Yeah, if you’re just worried about statistics, maybe you can do sampling (do
single-pair paths from 100 random nodes and you get an idea of what percentage
of nodes have what distribution of neighbors in a given distance).
Matei
On Mar 26, 2014, at 5:55 PM, Ryan Compton compton.r...@gmail.com wrote:
Much thanks, I suspected this would be difficult. I was hoping to
generate some 4 degrees of separation-like statistics. Looks like
I'll just have to work with a subset of my graph.
On Wed, Mar 26, 2014 at 5:20 PM, Matei Zaharia matei.zaha...@gmail.com
wrote:
All-pairs distances is tricky for a large graph because you need O(V^2)

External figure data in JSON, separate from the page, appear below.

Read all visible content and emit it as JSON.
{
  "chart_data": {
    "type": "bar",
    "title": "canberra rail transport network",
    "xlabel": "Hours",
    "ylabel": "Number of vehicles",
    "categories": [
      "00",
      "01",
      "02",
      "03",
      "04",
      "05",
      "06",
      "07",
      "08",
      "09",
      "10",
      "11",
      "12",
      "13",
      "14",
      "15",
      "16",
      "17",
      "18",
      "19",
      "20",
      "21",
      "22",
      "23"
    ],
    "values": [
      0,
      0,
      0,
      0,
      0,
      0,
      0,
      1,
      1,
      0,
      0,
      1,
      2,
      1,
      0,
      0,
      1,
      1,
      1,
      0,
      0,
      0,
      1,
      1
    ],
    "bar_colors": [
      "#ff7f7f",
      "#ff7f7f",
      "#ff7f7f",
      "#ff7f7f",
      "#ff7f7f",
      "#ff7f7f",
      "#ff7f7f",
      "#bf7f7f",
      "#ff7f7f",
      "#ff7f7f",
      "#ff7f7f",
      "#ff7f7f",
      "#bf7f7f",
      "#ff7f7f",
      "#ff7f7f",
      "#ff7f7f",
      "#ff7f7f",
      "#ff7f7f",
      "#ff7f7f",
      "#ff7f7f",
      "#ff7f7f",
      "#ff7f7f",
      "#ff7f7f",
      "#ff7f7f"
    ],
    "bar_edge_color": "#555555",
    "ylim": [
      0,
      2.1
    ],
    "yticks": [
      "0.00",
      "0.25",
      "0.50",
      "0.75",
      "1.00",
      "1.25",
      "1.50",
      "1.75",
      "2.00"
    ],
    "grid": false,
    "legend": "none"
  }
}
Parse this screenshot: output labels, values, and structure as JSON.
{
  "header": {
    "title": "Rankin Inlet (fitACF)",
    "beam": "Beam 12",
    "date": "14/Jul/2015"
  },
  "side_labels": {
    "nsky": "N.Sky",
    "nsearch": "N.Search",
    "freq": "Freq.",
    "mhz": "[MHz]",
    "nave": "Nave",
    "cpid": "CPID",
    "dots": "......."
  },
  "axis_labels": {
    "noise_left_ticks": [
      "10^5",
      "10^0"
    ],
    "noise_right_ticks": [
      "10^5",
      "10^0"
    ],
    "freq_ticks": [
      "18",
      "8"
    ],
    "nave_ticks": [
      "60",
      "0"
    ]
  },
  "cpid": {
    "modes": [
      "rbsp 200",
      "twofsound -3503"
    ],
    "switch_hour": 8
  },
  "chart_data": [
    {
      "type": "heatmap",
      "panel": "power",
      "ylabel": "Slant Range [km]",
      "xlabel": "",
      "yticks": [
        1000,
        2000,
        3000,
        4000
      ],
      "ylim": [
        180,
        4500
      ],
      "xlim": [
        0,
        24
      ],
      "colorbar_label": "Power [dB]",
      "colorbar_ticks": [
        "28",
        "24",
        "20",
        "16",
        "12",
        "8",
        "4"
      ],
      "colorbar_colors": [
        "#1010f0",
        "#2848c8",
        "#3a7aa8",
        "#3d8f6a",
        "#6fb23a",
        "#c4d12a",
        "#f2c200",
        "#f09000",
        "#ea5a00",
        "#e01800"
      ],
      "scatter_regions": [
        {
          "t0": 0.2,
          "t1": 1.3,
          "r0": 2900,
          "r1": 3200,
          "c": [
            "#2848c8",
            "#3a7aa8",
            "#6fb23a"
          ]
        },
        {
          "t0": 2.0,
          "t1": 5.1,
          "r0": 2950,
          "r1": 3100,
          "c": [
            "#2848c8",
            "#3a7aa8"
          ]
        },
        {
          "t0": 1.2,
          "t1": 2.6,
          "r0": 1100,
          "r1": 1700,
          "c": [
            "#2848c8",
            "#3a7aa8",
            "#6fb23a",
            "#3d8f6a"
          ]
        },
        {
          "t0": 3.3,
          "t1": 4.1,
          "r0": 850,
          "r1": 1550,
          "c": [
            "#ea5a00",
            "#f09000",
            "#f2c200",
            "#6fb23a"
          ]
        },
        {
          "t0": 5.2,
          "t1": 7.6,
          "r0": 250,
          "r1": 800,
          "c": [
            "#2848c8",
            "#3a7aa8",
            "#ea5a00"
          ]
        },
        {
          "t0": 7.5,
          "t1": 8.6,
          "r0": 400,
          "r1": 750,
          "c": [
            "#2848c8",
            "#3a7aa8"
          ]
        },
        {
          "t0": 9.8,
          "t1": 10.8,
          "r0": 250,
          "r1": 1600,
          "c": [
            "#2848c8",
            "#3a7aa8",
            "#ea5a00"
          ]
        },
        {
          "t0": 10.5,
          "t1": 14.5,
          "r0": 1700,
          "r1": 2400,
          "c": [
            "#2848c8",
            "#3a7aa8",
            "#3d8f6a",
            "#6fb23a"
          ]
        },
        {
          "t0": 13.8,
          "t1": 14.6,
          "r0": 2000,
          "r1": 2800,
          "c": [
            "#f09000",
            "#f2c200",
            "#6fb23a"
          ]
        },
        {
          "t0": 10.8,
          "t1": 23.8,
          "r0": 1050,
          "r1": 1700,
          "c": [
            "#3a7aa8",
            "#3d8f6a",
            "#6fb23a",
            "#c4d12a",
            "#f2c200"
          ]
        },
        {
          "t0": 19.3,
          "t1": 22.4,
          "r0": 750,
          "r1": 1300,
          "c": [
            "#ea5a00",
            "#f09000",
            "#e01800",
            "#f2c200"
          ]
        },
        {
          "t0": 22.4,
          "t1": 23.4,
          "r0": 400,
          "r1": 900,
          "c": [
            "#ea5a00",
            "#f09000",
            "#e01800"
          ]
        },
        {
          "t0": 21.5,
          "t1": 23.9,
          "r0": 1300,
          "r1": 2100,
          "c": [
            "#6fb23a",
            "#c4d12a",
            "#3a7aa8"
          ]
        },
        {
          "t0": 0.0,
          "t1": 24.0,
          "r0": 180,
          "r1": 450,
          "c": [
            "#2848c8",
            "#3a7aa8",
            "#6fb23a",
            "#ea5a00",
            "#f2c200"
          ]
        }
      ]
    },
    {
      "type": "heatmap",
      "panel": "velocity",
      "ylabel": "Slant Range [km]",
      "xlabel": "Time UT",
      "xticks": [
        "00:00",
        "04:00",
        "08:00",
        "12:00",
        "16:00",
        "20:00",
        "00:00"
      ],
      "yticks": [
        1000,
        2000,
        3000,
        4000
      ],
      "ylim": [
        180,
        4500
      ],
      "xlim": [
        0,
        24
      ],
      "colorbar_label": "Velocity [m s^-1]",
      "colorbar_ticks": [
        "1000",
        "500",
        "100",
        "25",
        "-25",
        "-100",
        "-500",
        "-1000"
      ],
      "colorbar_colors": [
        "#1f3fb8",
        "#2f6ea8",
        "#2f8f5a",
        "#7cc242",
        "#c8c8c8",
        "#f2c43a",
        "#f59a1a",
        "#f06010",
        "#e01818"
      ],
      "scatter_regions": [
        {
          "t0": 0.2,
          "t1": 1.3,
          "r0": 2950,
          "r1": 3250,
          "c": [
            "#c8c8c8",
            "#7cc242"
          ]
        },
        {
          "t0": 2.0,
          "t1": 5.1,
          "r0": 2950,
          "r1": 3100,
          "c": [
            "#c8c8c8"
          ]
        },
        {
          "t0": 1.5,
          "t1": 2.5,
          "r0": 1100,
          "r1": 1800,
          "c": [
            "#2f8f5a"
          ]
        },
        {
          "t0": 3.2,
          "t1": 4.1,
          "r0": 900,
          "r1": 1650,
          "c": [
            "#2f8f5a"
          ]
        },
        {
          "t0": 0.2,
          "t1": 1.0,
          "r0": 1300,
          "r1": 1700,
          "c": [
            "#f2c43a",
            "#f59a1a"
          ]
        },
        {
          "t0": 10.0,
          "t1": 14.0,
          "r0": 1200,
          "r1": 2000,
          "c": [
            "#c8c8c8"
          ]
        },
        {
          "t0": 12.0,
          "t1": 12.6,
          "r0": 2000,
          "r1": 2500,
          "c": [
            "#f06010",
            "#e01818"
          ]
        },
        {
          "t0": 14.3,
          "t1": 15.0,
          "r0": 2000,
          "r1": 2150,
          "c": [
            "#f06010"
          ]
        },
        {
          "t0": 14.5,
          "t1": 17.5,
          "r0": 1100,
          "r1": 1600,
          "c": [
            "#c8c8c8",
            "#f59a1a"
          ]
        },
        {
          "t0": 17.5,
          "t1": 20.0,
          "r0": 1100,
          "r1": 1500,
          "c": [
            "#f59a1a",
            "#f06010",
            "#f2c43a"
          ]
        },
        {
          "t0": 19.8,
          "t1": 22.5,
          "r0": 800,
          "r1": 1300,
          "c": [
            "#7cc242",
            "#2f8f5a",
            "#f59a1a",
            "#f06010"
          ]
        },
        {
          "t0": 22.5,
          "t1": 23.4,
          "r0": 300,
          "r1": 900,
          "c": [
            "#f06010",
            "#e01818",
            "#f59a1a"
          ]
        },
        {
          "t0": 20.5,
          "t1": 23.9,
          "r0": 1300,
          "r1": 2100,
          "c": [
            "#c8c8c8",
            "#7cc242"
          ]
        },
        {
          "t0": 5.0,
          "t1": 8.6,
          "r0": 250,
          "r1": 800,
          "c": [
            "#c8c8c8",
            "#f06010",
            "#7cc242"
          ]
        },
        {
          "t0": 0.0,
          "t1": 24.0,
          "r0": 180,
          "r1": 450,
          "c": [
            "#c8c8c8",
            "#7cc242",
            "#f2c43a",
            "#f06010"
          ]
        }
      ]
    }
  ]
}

storage. Do you want to just quickly query the distance between two
vertices? In that case you can do single-source shortest paths, which I
believe exists in GraphX, or at least is very quick to implement on top of
its Pregel API. If your graph is small enough that storing all-pairs is
feasible, you can probably run this as an iterative algorithm:
http://en.wikipedia.org/wiki/Floyd–Warshall_algorithm, though I haven’t
tried it. It may be tough to do with GraphX.
Matei
On Mar 26, 2014, at 3:51 PM, Ryan Compton compton.r...@gmail.com wrote:
To clarify: I don't need the actual paths, just the distances.
On Wed, Mar 26, 2014 at 3:04 PM, Ryan Compton compton.r...@gmail.com
wrote:
No idea how feasible this is. Has anyone done it?